A doversi preoccupare di più di questa insidia è forse la candidata sulla carta più nuova, Elly Schlein. Il rischio che corre, in caso di vittoria, è di spostare il partito troppo a sinistra, perdere i cattolici e raggranellare ben poco, oltre ai già rientrati figlioli prodighi di Articolo Uno, dal momento che lo spazio dell’ambientalismo più spinto è già occupato da Conte, che presidia anche il tema semi-clientelare del reddito di cittadinanza. Peraltro questo sposare la causa ecologista da parte del M5s sta incontrando qualche intoppo all’Europarlamento di Strasburgo, dove l’ipotesi di adesione dei grillini, oggi senza casa, al gruppo verde ha subito un rallentamento. Persino i verdi italiani imputano ai possibili nuovi compagni di strada una visione anti-tutto (anti-termovalorizzatore, anti-rigassificatori, anti-discariche, e da ultimo anche anti-Ucraina). I verdi tedeschi, ad esempio, stanno al governo e su posizioni ben più elastiche dei grillini nostrani.

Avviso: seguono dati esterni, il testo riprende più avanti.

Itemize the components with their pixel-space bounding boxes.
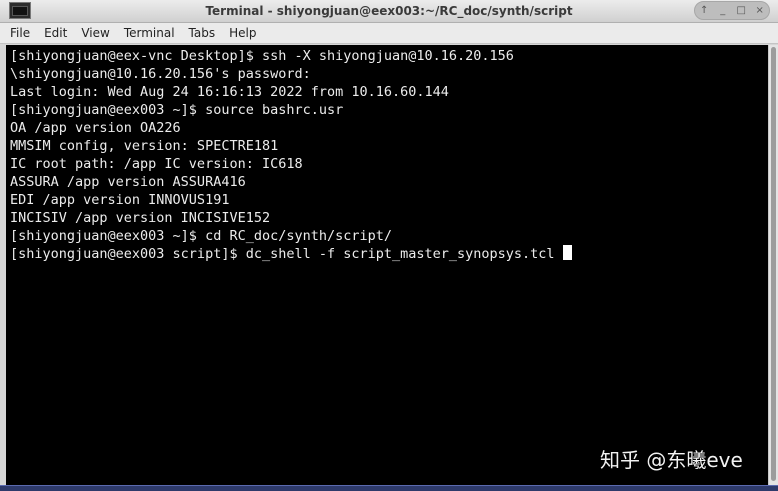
terminal-output[interactable]: [shiyongjuan@eex-vnc Desktop]$ ssh -X sh…	[6, 45, 768, 485]
title-bar[interactable]: Terminal - shiyongjuan@eex003:~/RC_doc/s…	[0, 0, 778, 23]
scrollbar[interactable]	[768, 45, 778, 485]
menu-help[interactable]: Help	[229, 26, 256, 40]
terminal-cursor	[562, 245, 572, 260]
desktop-strip	[0, 485, 778, 491]
window-controls: ↑ _ □ ×	[694, 1, 770, 20]
terminal-prompt-line[interactable]: [shiyongjuan@eex003 script]$ dc_shell -f…	[10, 245, 572, 263]
scrollbar-thumb[interactable]	[771, 47, 776, 481]
menu-terminal[interactable]: Terminal	[124, 26, 175, 40]
terminal-line: ASSURA /app version ASSURA416	[10, 174, 246, 190]
terminal-line: [shiyongjuan@eex003 ~]$ cd RC_doc/synth/…	[10, 228, 393, 244]
terminal-line: OA /app version OA226	[10, 120, 181, 136]
menu-bar: File Edit View Terminal Tabs Help	[0, 23, 778, 44]
terminal-line: \shiyongjuan@10.16.20.156's password:	[10, 66, 311, 82]
raise-icon[interactable]: ↑	[695, 4, 713, 18]
menu-edit[interactable]: Edit	[44, 26, 67, 40]
menu-tabs[interactable]: Tabs	[189, 26, 216, 40]
terminal-line: MMSIM config, version: SPECTRE181	[10, 138, 279, 154]
close-icon[interactable]: ×	[751, 4, 769, 18]
terminal-window: Terminal - shiyongjuan@eex003:~/RC_doc/s…	[0, 0, 778, 491]
current-command: [shiyongjuan@eex003 script]$ dc_shell -f…	[10, 246, 563, 262]
maximize-icon[interactable]: □	[732, 4, 750, 18]
terminal-lines: [shiyongjuan@eex-vnc Desktop]$ ssh -X sh…	[10, 47, 572, 263]
menu-file[interactable]: File	[10, 26, 30, 40]
terminal-line: IC root path: /app IC version: IC618	[10, 156, 303, 172]
menu-view[interactable]: View	[81, 26, 109, 40]
window-title: Terminal - shiyongjuan@eex003:~/RC_doc/s…	[205, 4, 573, 18]
terminal-line: [shiyongjuan@eex-vnc Desktop]$ ssh -X sh…	[10, 48, 514, 64]
terminal-line: INCISIV /app version INCISIVE152	[10, 210, 271, 226]
terminal-line: EDI /app version INNOVUS191	[10, 192, 230, 208]
watermark: 知乎 @东曦eve	[600, 448, 743, 472]
minimize-icon[interactable]: _	[714, 4, 732, 18]
terminal-line: [shiyongjuan@eex003 ~]$ source bashrc.us…	[10, 102, 344, 118]
terminal-line: Last login: Wed Aug 24 16:16:13 2022 fro…	[10, 84, 449, 100]
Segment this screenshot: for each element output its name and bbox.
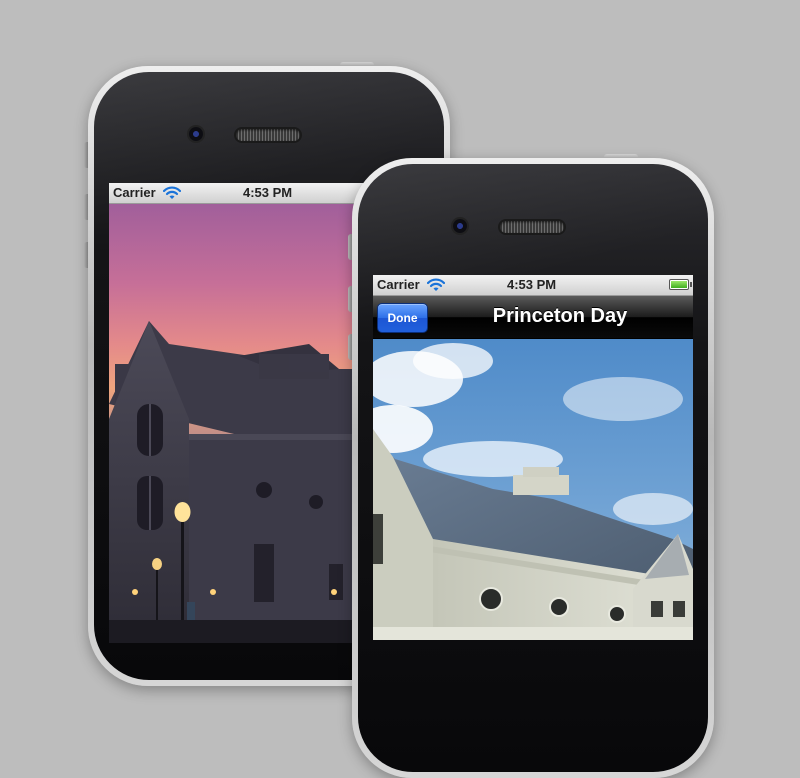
done-button[interactable]: Done	[377, 303, 428, 333]
carrier-label: Carrier	[113, 185, 156, 200]
carrier-label: Carrier	[377, 277, 420, 292]
front-phone-screen: Carrier 4:53 PM Done Princeton Day	[373, 275, 693, 640]
navigation-bar: Done Princeton Day	[373, 296, 693, 339]
battery-icon	[669, 279, 692, 290]
wifi-icon	[163, 186, 181, 199]
camera-lens-icon	[453, 219, 467, 233]
status-bar: Carrier 4:53 PM	[373, 275, 693, 296]
nav-title: Princeton Day	[492, 305, 628, 327]
front-phone: Carrier 4:53 PM Done Princeton Day	[348, 154, 714, 778]
status-time: 4:53 PM	[243, 185, 293, 200]
speaker-grille-icon	[500, 221, 564, 233]
speaker-grille-icon	[236, 129, 300, 141]
photo-chapel-daylight[interactable]	[373, 339, 693, 640]
camera-lens-icon	[189, 127, 203, 141]
wifi-icon	[427, 278, 445, 291]
status-time: 4:53 PM	[507, 277, 557, 292]
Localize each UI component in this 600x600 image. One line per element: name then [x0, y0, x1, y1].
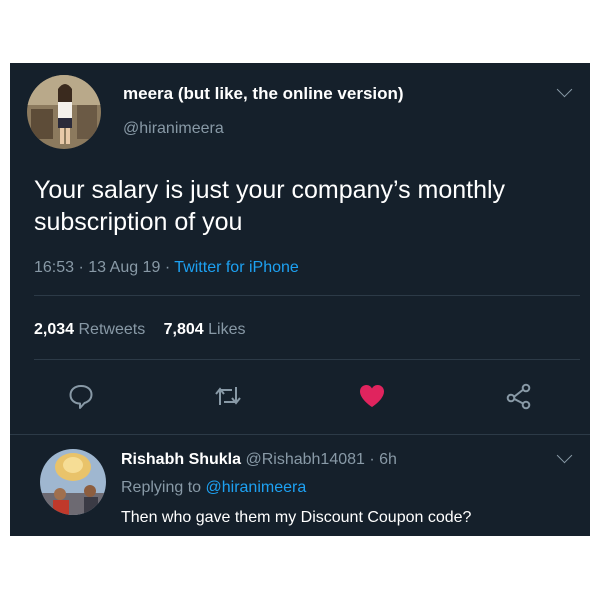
retweets-count: 2,034: [34, 321, 75, 338]
retweets-stat[interactable]: 2,034 Retweets: [34, 321, 145, 338]
share-icon: [506, 383, 531, 410]
reply-button[interactable]: [66, 381, 96, 411]
chevron-down-icon[interactable]: [556, 447, 573, 464]
like-button[interactable]: [357, 381, 387, 411]
tweet-date: 13 Aug 19: [88, 259, 161, 276]
reply-text: Then who gave them my Discount Coupon co…: [121, 509, 472, 526]
divider: [34, 295, 580, 296]
tweet-meta: 16:53 · 13 Aug 19 · Twitter for iPhone: [34, 259, 299, 277]
likes-stat[interactable]: 7,804 Likes: [164, 321, 246, 338]
like-icon: [360, 385, 384, 407]
likes-count: 7,804: [163, 321, 204, 338]
separator: ·: [369, 451, 375, 468]
like-heart-shape: [360, 385, 384, 407]
likes-label: Likes: [208, 321, 246, 338]
tweet-source-link[interactable]: Twitter for iPhone: [174, 259, 299, 276]
share-button[interactable]: [504, 381, 534, 411]
reply-age: 6h: [379, 451, 397, 468]
reply-author-handle[interactable]: @Rishabh14081: [245, 451, 364, 468]
reply-author-avatar[interactable]: [40, 449, 106, 515]
reply-header: Rishabh Shukla @Rishabh14081 · 6h: [121, 451, 397, 469]
chevron-down-icon[interactable]: [556, 81, 573, 98]
reply-author-name[interactable]: Rishabh Shukla: [121, 451, 241, 468]
retweet-button[interactable]: [213, 381, 243, 411]
replying-to-handle[interactable]: @hiranimeera: [206, 479, 307, 496]
author-name[interactable]: meera (but like, the online version): [123, 84, 404, 104]
divider: [34, 359, 580, 360]
retweets-label: Retweets: [78, 321, 146, 338]
separator: ·: [78, 259, 84, 276]
reply-icon: [69, 385, 93, 409]
author-avatar[interactable]: [27, 75, 101, 149]
retweet-icon: [215, 387, 241, 405]
tweet-stats: 2,034 Retweets 7,804 Likes: [34, 321, 246, 339]
author-handle[interactable]: @hiranimeera: [123, 120, 224, 138]
divider: [10, 434, 590, 435]
tweet-thread: meera (but like, the online version) @hi…: [10, 63, 590, 536]
replying-to: Replying to @hiranimeera: [121, 479, 306, 497]
tweet-text: Your salary is just your company’s month…: [34, 176, 506, 236]
separator: ·: [164, 259, 171, 276]
replying-to-label: Replying to: [121, 479, 202, 496]
tweet-time: 16:53: [34, 259, 75, 276]
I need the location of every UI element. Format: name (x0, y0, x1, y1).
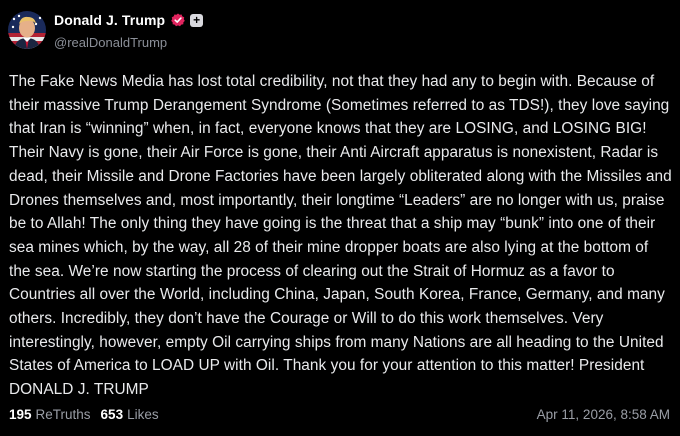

Non è che Bonaccini corra minori rischi di Schlein rispetto alle sirene contiane, ma nelle intenzioni vuole incarnare il partito degli amministratori, quello del buon governo, che torna ad avere vocazione maggioritaria e che non sembra accettare una posizione troppo subalterna al M5s, quella che rischia la Schlein. Bonaccini vuole sferzare un Pd che si è auto-flagellato fin troppo (parole sue) e rimettere al centro il lavoro. Rivendica come un merito il sì ai rigassificatori, quello suo su Ravenna e quello di Giani in Toscana, a Piombino.

Poi, però, anche lui con i grillini dovrà misurarsi, e il dialogo appare complicato. Quanto all’ipotesi di rinnovamento del gruppo dirigente, non aiutano gli endorsement dei vari De Luca, Emiliano, Fassino e compagnia cantante. Roba vecchia. Né può immaginare di ripartire dall’adesione della ex iena Dino Giarrusso, europarlamentare uscito da tempo da M5s. Il governatore emiliano gli ha intimato di scusarsi per gli attacchi del passato prima di considerarlo della partita, e ha fatto bene. Va bene aprirsi a tutti, ma serve anche dignità.

Pochi dubbi che quando il 12 febbraio si chiuderà la prima fase, saranno Bonaccini e Schlein ad acquisire il diritto di sfidarsi alle primarie del 26. Poi, chiunque vinca, dovrà definire compiutamente l’identità del Pd. Non ha futuro un partito senza volto: rischia solo la subalternità.